In all of his discussions in Germany and Birmingham, Berger says, Clinton will cover the normal range of current international issues -- Bosnia, Kosovo, providing support for Ukraine, Turkey's future, and Iraq and Iran and cooperation on limiting weapons of mass destruction.

He said the President sees this summit as a lead-up to next year's NATO summit in the U.S., when the first central European nations -- Poland, the Czech Republic and Hungary -- will for the first time begin participating in NATO councils.

Clinton and Russian President Boris Yeltsin will have a one-on-one meeting after the Birmingham summit concludes sometime Sunday afternoon.

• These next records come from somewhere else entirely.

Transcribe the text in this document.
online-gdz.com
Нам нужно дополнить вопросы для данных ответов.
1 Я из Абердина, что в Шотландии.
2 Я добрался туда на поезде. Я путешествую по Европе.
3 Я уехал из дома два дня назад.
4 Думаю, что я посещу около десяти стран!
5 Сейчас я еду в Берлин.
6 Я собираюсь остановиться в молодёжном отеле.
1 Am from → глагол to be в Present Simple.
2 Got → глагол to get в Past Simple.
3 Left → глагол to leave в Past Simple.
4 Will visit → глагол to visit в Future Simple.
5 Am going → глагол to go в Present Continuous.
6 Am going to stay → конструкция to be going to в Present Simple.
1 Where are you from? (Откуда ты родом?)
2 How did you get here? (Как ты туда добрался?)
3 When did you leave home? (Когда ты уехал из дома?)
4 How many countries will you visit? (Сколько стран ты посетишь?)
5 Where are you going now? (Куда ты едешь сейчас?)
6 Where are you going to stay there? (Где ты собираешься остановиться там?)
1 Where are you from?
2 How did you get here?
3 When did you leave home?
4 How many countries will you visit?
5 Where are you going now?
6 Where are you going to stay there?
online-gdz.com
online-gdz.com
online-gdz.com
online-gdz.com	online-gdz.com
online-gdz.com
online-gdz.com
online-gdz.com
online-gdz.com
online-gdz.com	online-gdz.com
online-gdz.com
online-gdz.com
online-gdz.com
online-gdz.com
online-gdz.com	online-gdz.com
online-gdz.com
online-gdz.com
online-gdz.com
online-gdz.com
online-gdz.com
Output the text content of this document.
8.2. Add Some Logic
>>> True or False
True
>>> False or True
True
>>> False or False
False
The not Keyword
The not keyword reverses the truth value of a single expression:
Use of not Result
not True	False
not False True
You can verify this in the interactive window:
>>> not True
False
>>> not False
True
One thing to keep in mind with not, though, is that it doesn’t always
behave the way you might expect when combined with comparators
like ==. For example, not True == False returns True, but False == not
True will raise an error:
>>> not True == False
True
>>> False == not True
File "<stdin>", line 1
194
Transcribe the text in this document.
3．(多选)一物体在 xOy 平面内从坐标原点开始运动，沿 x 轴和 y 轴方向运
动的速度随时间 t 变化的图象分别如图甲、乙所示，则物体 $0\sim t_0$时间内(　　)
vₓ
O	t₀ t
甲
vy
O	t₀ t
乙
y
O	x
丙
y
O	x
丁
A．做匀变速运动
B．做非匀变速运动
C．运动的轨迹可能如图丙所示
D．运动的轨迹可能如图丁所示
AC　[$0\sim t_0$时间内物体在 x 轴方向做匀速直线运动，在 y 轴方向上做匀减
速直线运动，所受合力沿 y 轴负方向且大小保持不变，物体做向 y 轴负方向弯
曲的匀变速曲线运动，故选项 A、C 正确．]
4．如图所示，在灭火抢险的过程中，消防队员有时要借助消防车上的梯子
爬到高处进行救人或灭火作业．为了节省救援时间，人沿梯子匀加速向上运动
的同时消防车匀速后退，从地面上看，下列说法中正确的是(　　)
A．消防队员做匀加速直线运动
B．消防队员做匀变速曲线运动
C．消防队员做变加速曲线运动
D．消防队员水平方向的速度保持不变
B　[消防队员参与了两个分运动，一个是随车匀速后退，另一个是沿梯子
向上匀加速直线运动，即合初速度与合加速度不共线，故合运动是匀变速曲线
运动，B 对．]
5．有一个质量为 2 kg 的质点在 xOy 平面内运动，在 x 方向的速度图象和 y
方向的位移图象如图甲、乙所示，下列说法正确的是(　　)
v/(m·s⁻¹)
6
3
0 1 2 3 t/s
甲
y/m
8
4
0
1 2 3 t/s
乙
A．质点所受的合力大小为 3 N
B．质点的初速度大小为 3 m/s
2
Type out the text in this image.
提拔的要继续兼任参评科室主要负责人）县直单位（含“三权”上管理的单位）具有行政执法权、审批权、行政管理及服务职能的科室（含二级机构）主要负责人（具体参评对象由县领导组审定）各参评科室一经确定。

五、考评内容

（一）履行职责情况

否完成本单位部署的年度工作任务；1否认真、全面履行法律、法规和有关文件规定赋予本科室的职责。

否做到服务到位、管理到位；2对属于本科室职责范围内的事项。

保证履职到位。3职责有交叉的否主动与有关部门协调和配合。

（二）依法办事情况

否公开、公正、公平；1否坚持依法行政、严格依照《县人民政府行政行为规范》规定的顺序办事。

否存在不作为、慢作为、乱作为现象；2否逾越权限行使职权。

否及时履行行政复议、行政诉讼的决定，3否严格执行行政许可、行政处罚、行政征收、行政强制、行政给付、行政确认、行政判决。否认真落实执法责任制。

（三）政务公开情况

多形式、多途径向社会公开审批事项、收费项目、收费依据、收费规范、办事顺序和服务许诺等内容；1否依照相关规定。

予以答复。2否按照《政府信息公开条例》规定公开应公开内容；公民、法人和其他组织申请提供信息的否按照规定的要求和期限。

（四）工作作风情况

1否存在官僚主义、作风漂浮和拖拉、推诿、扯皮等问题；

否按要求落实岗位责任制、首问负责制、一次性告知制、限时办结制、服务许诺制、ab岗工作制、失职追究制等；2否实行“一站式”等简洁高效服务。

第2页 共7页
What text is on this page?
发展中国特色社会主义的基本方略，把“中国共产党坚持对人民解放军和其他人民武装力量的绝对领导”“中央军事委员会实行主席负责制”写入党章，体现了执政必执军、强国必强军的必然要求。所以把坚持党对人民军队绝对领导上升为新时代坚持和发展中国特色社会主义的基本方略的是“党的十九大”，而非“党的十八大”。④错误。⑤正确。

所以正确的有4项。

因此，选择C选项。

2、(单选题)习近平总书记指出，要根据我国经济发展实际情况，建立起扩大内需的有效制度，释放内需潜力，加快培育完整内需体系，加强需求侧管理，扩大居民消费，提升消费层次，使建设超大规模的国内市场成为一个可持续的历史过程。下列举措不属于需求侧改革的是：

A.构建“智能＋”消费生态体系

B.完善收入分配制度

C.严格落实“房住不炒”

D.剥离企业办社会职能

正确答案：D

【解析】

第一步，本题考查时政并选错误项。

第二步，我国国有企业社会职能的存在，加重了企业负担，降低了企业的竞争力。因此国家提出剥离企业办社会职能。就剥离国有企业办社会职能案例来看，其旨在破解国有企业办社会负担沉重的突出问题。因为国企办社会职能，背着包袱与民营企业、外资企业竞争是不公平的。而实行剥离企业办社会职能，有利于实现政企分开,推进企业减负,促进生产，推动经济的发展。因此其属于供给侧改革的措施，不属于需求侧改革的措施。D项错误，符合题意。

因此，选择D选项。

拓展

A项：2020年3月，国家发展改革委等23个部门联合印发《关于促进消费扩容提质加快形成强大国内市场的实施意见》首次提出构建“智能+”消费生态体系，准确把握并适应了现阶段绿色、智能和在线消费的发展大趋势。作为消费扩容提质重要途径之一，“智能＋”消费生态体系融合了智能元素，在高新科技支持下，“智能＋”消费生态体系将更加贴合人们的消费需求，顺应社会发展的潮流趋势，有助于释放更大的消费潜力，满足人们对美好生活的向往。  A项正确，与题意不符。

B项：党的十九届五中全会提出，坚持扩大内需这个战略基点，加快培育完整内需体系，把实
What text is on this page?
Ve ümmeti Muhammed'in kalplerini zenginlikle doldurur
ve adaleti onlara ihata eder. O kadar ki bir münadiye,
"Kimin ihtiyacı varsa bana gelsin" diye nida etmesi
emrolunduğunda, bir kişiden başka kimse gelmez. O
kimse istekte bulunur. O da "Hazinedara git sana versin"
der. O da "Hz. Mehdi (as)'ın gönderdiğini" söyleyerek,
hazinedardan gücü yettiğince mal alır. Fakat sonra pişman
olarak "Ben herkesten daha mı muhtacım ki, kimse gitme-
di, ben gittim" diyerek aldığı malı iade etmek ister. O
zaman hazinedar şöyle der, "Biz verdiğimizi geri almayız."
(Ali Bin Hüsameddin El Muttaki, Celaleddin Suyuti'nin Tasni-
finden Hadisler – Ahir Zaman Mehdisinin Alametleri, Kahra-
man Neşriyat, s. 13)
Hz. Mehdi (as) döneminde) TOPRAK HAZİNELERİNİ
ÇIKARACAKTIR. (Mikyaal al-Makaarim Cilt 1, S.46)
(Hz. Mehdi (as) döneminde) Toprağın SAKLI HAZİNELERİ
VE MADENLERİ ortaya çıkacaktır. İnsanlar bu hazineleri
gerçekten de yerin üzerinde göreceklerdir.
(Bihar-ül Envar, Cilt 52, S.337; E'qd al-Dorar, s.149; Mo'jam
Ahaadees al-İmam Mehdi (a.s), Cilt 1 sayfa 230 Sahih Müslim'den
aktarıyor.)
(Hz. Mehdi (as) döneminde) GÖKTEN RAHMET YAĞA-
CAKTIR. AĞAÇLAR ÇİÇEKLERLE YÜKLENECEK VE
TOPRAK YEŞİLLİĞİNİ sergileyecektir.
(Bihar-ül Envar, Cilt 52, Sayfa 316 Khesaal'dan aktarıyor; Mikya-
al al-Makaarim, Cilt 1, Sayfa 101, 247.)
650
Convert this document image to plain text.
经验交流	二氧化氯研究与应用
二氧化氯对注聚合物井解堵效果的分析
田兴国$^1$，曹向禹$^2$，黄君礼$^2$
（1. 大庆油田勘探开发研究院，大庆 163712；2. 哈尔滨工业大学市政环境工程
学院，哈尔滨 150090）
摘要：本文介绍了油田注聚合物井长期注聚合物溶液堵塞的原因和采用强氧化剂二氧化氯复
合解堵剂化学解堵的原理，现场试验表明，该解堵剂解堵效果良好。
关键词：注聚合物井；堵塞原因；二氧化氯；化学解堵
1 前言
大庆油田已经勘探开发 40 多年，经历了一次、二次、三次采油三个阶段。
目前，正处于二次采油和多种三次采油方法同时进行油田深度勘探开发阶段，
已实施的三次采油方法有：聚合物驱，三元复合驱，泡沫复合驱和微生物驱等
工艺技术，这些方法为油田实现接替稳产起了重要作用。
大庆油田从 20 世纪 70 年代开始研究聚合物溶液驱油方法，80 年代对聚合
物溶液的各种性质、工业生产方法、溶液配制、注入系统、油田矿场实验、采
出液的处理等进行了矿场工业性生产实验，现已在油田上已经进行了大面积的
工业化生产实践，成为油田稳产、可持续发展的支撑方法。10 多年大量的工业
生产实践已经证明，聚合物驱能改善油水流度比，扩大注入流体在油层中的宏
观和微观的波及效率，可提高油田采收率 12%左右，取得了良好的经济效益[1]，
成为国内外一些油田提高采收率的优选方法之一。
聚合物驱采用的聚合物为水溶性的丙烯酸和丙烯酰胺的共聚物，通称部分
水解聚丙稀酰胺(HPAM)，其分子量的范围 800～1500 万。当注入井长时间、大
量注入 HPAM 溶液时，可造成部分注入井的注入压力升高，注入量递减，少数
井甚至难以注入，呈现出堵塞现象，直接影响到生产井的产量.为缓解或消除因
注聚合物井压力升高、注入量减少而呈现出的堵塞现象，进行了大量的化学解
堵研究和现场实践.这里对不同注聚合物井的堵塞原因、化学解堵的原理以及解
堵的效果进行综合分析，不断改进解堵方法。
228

Berger says the new government Yeltsin appointed recently is "the most reformist" in seven years of Russian democracy and Clinton wants to tell the Russian president that Washington finds the new government "very encouraging."

"Obviously, there are a lot of problems the Russians face in terms of getting their economy growing, attracting investment and getting taxes collected," Berger told reporters at the White House Monday. "But in many ways the events of the last month suggest that President Yeltsin made a gamble and won."

Berger says Clinton will want to hear from Yeltsin about his expectations, plans and priorities for the new government and will reiterated U.S. support for continued economic reform and Russia's further integration into international institutions such as the G-8.

Berger says one of the "great challenges of our generation is to build a new world of democracy and peace out of the rubble of the cold war." He says Clinton's visits to Germany -- once straddling the wall but now united -- to a summit that now includes Russia -- to a summit with a Europe that is undergoing profound change and expanding eastward -- are steps along that path.